"I talked to her this morning about doing your show. She said I could do it," the Love Story star said while discussing the case on Monday's Today.
With his lawyer, Martin Singer, by his side, O'Neal recalled how he learned about last Thursday's verdict, which he was unable to hear in person as he was undergoing a medical procedure for skin cancer.
"My son Patrick called me from the courthouse," he said. "He texted me. I was lying on an operating table. There was blood running down the side of my face and then there were tears running down the side of my face mixing with the blood. It was a pretty amazing moment for me."
O'Neal also later insisted that the Andy Warhol silkscreen portrait of Fawcett "will never be sold," adding, "It will go on to her son Redmond and his children and his children. ... It was always invaluable to us. She was a wonderful woman, and this is what was left. That's all that was left."
Last week, the jury ruled 9-3 in favor of O'Neal, who insisted the painting was rightfully his.

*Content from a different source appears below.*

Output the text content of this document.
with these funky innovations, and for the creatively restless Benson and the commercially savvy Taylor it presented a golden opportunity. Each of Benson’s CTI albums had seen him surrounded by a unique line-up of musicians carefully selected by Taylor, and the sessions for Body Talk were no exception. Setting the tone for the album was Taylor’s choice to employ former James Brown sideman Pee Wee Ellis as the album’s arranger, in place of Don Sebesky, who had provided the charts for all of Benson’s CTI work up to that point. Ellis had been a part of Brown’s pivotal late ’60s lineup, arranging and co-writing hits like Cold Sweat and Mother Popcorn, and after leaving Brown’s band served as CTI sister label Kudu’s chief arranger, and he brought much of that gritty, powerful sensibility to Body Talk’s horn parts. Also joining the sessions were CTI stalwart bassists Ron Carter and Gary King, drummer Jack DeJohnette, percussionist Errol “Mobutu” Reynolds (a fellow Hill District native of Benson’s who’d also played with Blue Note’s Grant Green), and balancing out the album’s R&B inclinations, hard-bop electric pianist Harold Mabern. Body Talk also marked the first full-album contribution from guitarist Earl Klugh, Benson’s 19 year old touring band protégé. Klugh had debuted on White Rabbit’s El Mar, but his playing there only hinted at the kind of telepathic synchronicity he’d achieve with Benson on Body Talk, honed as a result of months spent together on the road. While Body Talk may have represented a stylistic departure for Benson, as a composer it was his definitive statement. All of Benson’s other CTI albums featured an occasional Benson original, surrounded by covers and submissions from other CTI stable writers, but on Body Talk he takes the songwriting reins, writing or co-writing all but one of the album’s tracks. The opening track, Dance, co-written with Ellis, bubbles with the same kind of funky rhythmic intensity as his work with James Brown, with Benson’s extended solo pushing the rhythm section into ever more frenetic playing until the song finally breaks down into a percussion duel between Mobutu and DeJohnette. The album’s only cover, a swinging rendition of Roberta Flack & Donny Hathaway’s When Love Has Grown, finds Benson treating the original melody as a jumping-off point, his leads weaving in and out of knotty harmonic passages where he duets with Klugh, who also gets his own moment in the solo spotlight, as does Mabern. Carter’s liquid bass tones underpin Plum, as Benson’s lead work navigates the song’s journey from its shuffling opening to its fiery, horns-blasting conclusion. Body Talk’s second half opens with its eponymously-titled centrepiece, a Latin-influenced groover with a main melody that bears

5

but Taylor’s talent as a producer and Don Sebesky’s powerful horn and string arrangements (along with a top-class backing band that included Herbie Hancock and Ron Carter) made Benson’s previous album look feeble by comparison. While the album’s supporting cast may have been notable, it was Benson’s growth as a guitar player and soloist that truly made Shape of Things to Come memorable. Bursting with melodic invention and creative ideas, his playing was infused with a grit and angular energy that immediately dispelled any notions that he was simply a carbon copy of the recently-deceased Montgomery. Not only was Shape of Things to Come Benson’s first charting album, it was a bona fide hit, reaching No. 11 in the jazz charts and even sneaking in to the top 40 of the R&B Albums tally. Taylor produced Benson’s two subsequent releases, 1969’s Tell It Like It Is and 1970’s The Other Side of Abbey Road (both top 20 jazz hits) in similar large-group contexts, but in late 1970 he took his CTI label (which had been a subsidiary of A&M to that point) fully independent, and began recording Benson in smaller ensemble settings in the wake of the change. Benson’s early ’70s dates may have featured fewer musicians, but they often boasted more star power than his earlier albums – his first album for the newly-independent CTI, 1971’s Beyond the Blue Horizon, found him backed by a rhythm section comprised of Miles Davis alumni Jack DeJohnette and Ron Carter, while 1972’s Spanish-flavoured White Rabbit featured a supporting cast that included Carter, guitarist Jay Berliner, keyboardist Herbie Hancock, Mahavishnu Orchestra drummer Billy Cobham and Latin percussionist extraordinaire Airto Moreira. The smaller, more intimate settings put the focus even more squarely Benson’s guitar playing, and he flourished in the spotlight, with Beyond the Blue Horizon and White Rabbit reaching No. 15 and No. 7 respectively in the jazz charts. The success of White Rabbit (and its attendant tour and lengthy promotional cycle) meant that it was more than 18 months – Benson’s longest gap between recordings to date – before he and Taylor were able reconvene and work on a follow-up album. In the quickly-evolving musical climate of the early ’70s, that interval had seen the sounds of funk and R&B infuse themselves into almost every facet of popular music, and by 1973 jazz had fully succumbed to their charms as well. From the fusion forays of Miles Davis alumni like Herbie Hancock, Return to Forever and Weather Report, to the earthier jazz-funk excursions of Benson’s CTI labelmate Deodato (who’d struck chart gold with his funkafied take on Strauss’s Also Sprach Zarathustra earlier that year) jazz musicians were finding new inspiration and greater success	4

Fawcett, who passed away in 2009 after a long battle with cancer, left her extensive art collection, including a Warhol print, to her alma mater, the University of Texas in Austin in her will. The school argued that another Warhol piece, hanging in O'Neal's bedroom, also belonged to them. The actor had countered, saying that Warhol made two for Fawcett in 1980 and she had given one to O'Neal.
Regarding the trial, O'Neal said, "I know that she would've said, 'Fight for me! Fight for this painting!' She would have told me that."